Buscando en los restos la última verdad. Una modalidad no tan nueva: el mediático post mortem.
› Por Adrián Melo
La primera escena de la novela Irresponsable (1902), de Manuel Podestá, nos sitúa en una morgue policial adonde unos médicos van a llevar a cabo la autopsia del cuerpo de una prostituta. Siguiendo los modelos de la novela naturalista que con pretensiones de cientificidad extrapola en el campo literario argentino nociones de darwinismo social a las ficciones, la idea es que el estudio minucioso del cadáver de la promiscua permitiría localizar la fuente de la enfermedad así como desentrañar los órganos enfermos y contaminantes del cuerpo social de la nación. En el imaginario social de la época las figuras del invertido sexual y de la prostituta son paradigmáticas de las sexualidades anormales y las que suponen un peligro para el ideal de familia y de comunidad nacional.
Después de la muerte y el entierro de Ricardo Fort, gran parte de los programas televisivos denominados “de chimentos” y otros de “interés general” parecieron pendientes del momento en que sería exhumado su cadáver en busca de las “verdaderas razones de su muerte”. Si hasta la propia Mirtha Legrand, quien dicho sea de paso parece acomodar el respeto a los muertos y a los cajones en función de su ideología política, se vio en la obligación de poner en su lugar al conductor Santiago del Moro, quien desde su programa Intratables le pidió opinión respecto de la exhumación del empresario en plena fiesta de fin de año del Canal América. En paralelo a la morbosa expectativa de la inminente exhumación, los mismos medios se dedicaron a exhumar su alma y su corazón intentando revelar los secretos más sórdidos, buscando pleitos entre los seres queridos, indagando sobre los destinos de la riqueza, haciendo rivalizar a amantes del pasado para ver quién se erigía en el viudo legítimo.
Ya parece ley de la naturaleza que una vez que muere un gay se dude de las razones de su deceso, se presuma una muerte violenta y se hable de exhumación. También parece ley, desde que la revista Paparazzi se dedicara –en un gesto que hubiera espantado a Henry James– a publicar la correspondencia privada de Juan Castro, que tras la muerte de un gay se develen los secretos más escabrosos de su pasado: orgías, fiestas escandalosas y drogas hasta la extenuación y otras celebraciones de los sentidos que, se ve, producen tanta fascinación como secreta envidia pero distinguen a la sociedad moral de la que no lo es.
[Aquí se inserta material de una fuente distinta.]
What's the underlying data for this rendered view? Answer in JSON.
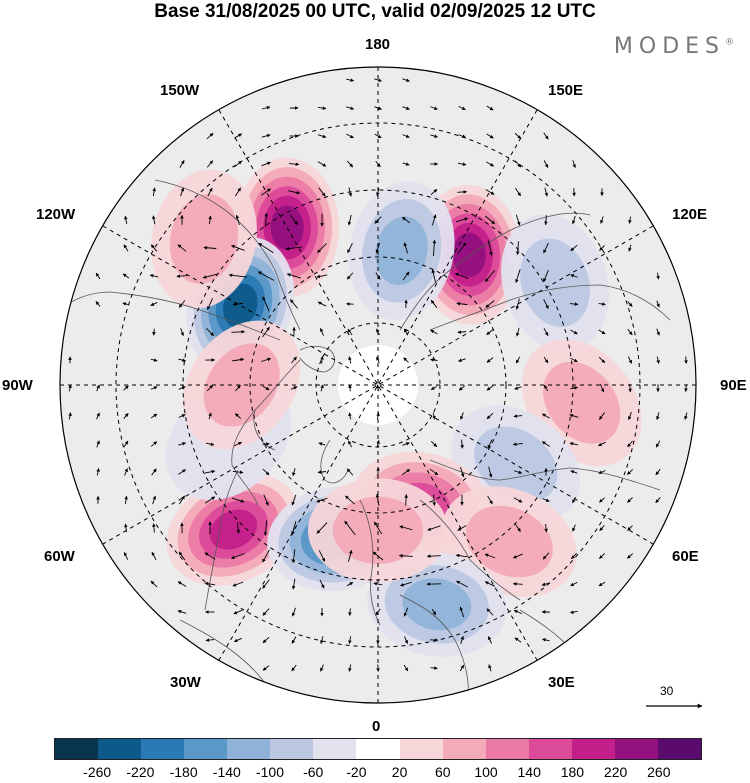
{
  "title": "Base 31/08/2025 00 UTC, valid 02/09/2025 12 UTC",
  "brand": "MODES",
  "brand_mark": "®",
  "longitude_labels": {
    "top": "180",
    "bottom": "0",
    "left": "90W",
    "right": "90E",
    "upper_left_1": "150W",
    "upper_left_2": "120W",
    "upper_right_1": "150E",
    "upper_right_2": "120E",
    "lower_left_1": "60W",
    "lower_left_2": "30W",
    "lower_right_1": "60E",
    "lower_right_2": "30E"
  },
  "reference_vector": {
    "value": "30"
  },
  "colorbar": {
    "colors": [
      "#08344f",
      "#0d5a8a",
      "#2a7ab5",
      "#5a98c8",
      "#8fb3d8",
      "#bcc8e2",
      "#e2e2ef",
      "#ffffff",
      "#f7d6d9",
      "#f3aab9",
      "#ea7aa4",
      "#dc4a9a",
      "#c21f8a",
      "#93117e",
      "#5b0a6e"
    ],
    "labels": [
      "-260",
      "-220",
      "-180",
      "-140",
      "-100",
      "-60",
      "-20",
      "20",
      "60",
      "100",
      "140",
      "180",
      "220",
      "260"
    ]
  },
  "anomalies": [
    {
      "lon": 145,
      "lat": 55,
      "value": 230
    },
    {
      "lon": 170,
      "lat": 60,
      "value": -130
    },
    {
      "lon": -150,
      "lat": 50,
      "value": 220
    },
    {
      "lon": -120,
      "lat": 55,
      "value": -230
    },
    {
      "lon": -130,
      "lat": 40,
      "value": 70
    },
    {
      "lon": 120,
      "lat": 45,
      "value": -90
    },
    {
      "lon": 85,
      "lat": 45,
      "value": 60
    },
    {
      "lon": 60,
      "lat": 55,
      "value": -90
    },
    {
      "lon": -45,
      "lat": 45,
      "value": 200
    },
    {
      "lon": -15,
      "lat": 55,
      "value": -210
    },
    {
      "lon": 20,
      "lat": 62,
      "value": 140
    },
    {
      "lon": 40,
      "lat": 45,
      "value": 70
    },
    {
      "lon": 15,
      "lat": 40,
      "value": -120
    },
    {
      "lon": -70,
      "lat": 55,
      "value": -40
    },
    {
      "lon": -90,
      "lat": 60,
      "value": 60
    },
    {
      "lon": 0,
      "lat": 58,
      "value": 90
    }
  ]
}
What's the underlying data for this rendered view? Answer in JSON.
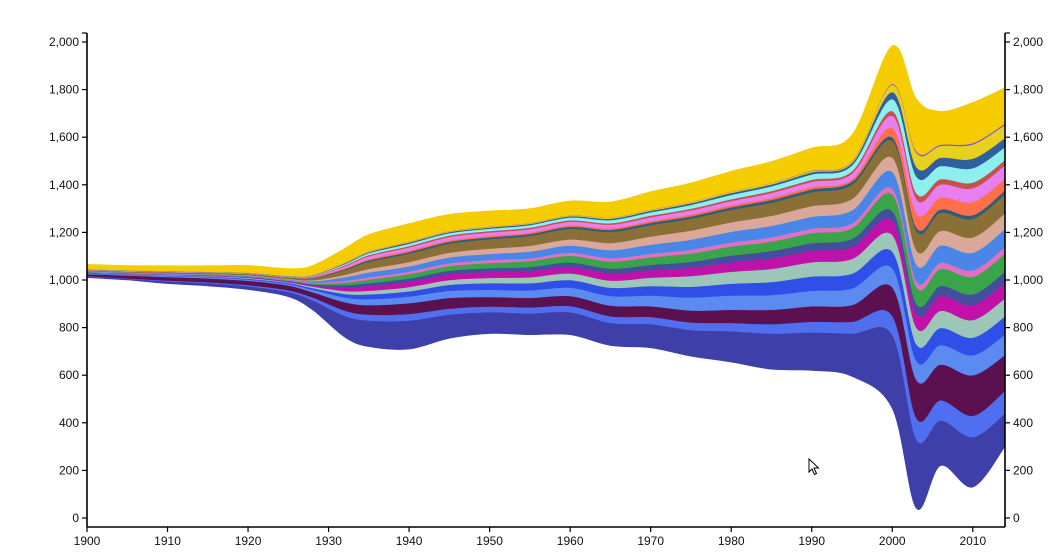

Ya se lo preguntaba el reflexivo Mariano Grondona a propósito de la muerte bella y joven de Juan Castro: “¿Se puede vivir en la transgresión?”.
En todo caso, a una vida de exposición pública parece corresponderle como castigo una muerte pública.
En un artículo de 1985, “Matan a una marica”, Néstor Perlongher se refería a la manera macabra en que los medios informaban sobre los asesinatos de locas por homofobia en la Argentina y el Brasil en los ’80. “Cuerpos que al acecho del deseo pasan, después, al rigor mortis.” Cuerpos que con sus deseos desafían y acaso provocan su muerte. Se la buscaron. ¿Quién las mandó a esas locas buscar un encuentro con un macho que puede inexorablemente devenir fatal? “De vez en cuando –continuaba Perlongher–, las noticias de las muertes de las locas ganan, con macabro regodeo, pringan de lama o bleque los titulares sensacionalistas, compitiendo en fervor, en columna cercana, con las cifras de las bajas del sida. Ambas muertes, se tiñen, al fin de una tonalidad común. Lo que las impregna parece ser cierto eco de sacrificio, de ritual expiratorio...” Algo de ese espíritu parece flotar en el imaginario social y en el mensaje que los medios quieren transmitir. Así como los médicos del siglo XIX esperaban encontrar en la disección del cuerpo de la prostituta el secreto de los fracasos de la Nación del positivismo, algo se espera en la exhumación del cuerpo de los gays, alguna revelación que esconde quizá tan solo fascinación, morbo o doble moral. En todo caso, de lo que seguirá dando cuenta es de la obscenidad y de la impunidad de los medios, de su recurrencia a lo siniestro, de la imposibilidad de la autocrítica. No me parece utópico, en este contexto, retomar viejas lecciones del maestro Jürgen Habermas respecto de que si los medios de comunicación pueden desvirtuar la opinión pública; es aquí donde la sociedad civil puede y debe imponer sus límites.